I booted into “Safe mode + networking” and then used a couple of free online antivirus scanning tools. Had to use two because the first one (Kaspersky) reported no problems, even though the computer was obviously infected with something. Then I used Norton’s (http://security.symantec.com). They told me what was infected and I moved it to a separate folder to isolate it and make it dormant (and, in case I screwed up, I could move it back). That seemed to do the trick. Oh, and the first thing I did (which I read in a list of recommendations) was to temporarily turn off System Restore, in case the problem had already gotten itself backed up, and to prevent it from coming back. (Of course now I’m wondering if I remembered to turn it back on afterwards!)
I recommended to my customer that if it looked like it was really OK, that he back up his important files and write down his settings, and then reformat the hard disk and start over, installing a good antivirus program as one of the first steps.
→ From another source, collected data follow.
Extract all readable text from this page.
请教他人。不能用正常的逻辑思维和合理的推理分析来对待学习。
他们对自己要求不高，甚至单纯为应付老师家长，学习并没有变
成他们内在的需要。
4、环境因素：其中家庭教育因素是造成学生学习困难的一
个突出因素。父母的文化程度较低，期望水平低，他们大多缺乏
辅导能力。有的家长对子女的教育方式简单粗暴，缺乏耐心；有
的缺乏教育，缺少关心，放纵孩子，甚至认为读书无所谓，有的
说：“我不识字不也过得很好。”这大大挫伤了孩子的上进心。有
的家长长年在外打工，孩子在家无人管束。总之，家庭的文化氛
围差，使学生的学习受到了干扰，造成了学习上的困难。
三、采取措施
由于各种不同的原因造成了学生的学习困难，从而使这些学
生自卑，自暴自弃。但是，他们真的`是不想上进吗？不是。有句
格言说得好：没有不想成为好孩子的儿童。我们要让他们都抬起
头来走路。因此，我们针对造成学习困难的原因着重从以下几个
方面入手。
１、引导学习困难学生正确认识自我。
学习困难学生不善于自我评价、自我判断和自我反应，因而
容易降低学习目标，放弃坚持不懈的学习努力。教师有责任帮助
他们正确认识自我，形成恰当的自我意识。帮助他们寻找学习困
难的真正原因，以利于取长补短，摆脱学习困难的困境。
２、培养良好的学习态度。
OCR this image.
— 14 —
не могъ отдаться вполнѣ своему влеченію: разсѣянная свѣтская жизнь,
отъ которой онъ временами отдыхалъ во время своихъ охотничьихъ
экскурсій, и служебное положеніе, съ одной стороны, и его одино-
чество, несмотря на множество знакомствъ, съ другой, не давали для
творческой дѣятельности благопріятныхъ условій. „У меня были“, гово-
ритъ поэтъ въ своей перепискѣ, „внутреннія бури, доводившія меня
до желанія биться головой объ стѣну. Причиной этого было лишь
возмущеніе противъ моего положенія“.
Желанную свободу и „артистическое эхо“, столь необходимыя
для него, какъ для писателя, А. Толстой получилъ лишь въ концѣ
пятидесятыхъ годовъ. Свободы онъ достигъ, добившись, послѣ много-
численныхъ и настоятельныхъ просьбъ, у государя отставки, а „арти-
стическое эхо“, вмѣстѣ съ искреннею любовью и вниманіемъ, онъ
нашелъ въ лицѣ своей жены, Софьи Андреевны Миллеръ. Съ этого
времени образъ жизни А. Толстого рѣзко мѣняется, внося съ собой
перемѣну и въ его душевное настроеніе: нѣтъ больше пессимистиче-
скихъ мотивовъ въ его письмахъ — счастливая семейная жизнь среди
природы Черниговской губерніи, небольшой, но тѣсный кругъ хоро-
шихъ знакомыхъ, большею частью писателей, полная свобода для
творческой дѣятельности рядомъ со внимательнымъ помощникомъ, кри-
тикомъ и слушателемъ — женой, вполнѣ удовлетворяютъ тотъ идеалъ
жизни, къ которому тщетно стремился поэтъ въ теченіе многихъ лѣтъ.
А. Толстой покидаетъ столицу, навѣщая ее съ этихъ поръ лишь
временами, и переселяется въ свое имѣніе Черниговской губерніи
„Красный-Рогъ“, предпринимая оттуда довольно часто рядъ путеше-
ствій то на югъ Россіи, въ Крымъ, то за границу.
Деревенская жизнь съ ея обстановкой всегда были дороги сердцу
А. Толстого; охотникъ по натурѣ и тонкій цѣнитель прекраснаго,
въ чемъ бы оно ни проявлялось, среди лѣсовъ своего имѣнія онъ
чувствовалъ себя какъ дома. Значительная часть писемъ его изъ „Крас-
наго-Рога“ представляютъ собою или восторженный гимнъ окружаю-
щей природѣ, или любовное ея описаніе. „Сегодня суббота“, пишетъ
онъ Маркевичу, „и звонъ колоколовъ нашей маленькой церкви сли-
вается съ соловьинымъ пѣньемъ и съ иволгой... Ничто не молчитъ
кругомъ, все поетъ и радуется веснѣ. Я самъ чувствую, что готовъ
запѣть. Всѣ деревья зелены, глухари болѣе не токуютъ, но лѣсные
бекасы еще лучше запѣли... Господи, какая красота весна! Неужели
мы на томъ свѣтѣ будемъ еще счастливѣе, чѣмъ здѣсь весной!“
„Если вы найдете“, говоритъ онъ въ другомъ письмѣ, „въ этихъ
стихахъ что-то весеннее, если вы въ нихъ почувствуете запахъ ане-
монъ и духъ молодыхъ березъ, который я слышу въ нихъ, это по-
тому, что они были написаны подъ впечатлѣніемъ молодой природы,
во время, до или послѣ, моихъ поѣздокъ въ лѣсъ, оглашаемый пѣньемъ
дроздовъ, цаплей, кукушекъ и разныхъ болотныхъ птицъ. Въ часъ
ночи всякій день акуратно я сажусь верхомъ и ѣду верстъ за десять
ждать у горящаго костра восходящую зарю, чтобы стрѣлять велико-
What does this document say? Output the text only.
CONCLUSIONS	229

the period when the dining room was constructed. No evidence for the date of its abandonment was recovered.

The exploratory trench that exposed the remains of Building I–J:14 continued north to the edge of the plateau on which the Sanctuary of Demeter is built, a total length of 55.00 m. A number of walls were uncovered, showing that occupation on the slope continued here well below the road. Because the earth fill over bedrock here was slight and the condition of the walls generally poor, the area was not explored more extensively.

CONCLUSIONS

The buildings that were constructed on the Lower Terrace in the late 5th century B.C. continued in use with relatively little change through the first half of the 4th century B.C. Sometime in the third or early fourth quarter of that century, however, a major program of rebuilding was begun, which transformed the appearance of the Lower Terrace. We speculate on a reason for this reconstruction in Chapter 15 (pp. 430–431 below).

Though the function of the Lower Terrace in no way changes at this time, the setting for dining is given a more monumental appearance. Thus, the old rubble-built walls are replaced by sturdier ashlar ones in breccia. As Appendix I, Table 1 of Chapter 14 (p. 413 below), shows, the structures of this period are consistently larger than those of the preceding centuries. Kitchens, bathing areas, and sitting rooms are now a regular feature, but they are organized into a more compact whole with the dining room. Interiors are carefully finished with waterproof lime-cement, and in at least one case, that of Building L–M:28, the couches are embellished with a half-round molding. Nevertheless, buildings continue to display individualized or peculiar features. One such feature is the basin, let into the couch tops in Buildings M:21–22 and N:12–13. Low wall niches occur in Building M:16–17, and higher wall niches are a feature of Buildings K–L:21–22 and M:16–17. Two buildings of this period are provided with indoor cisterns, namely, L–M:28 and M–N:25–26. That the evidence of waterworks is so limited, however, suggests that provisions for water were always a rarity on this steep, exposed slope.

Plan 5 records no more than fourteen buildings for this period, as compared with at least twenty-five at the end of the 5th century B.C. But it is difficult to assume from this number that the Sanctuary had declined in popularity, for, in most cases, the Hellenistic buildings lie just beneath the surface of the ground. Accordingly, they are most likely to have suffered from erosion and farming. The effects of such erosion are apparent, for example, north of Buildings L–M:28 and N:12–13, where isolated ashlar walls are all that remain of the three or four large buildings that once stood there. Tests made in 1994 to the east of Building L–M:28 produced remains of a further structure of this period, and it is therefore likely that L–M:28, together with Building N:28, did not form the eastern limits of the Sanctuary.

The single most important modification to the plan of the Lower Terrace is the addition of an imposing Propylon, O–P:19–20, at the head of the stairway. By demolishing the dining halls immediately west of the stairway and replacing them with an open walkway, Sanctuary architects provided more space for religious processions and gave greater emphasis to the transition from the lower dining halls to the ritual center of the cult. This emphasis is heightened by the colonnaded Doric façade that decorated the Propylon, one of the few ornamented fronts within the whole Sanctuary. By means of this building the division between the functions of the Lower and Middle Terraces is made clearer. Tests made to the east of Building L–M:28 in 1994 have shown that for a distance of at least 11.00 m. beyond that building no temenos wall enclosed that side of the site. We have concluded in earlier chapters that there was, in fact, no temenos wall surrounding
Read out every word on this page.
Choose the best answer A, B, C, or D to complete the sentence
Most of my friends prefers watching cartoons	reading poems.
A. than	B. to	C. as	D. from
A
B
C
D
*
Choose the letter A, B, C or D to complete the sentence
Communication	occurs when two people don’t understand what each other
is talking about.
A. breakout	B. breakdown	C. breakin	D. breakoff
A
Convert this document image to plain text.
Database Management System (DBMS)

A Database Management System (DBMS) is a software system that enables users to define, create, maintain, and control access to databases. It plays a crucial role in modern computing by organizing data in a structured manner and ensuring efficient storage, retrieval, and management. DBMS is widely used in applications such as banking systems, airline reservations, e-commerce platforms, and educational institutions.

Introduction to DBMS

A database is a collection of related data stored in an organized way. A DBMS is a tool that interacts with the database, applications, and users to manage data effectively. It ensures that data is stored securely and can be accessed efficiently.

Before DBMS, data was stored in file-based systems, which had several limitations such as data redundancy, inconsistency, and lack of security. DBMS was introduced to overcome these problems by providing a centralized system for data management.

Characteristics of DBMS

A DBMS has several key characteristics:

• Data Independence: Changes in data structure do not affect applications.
And I’m trying to figure out a sly way to slip the word “whisker” into this post, but can’t think of a way to do it….
P.S. I (again) took an incomplete in my self-paced Spanish class, so (again) I’ve got a second semester to finish less-than-a-semester’s work.
P.P.S. Another way to solve 99% of your virus & creepware problems is to get a Mac (posted from my beautiful new 24″ iMac). But I like Windows computers too–I’m no bigote.
P.P.P.S. OK, I *did* figure out a sly way to slip the word “whisker” in here. Sort of.
Coises, we used to have the wireless secured (all wireless here) and I think we took that off. I will put it back on – I’ve done it several times before so fairly familiar even though I have to read the instructions every time. I will check that.
Chuck, nice job with whisker. You know, we used to be mac-ophiles but when I started selling real estate, the MLS software only worked on Windows… we cried when giving up our macs. But now we are heavily invested in Windows. In a perfect world, everyone would only use macs! So: what’s the best anti-virus? I have avg.
Happy New Year! Next time you get a computer, consider going back to Mac but this time add Windows to it as well (the new ones can run Windows, but you do have to buy a copy & install it). Then use the generally safer Mac side for ordinary stuff like Internet use & word processing, and use Windows when you have some program that won’t run on a Mac. For a bit of extra money you can buy a program called VMWare Fusion and run Windows simultaneously (in a window!) with your Mac stuff. Otherwise, Apple provides for free something called Boot Camp, but you have to reboot to switch to the “other computer.”
I’m using avast for antivirus in Windows and it seems to work well (never had a virus–that I know of–since using it). There are at least 3 free-for-home-use antivirus programs out there that all have decent reputations, and all start with “a”: avast, Avira, and AVG. I also really like to use Mozilla FireFox combined with AdBlock Plus and CS Lite (a cookie manager).
Did you ever track down your virus?
Hola Chuck, I did not ever track the virus… once it stopped bugging Amnet, it stopped bugging me. But it’s on my to-do list. Next computer could be a Mac – that would be lovely. I have an old ibook here but it hardly works. That would be fun though, get used to it again. We’ll see… it’s my first cup of coffee. Everything is possible!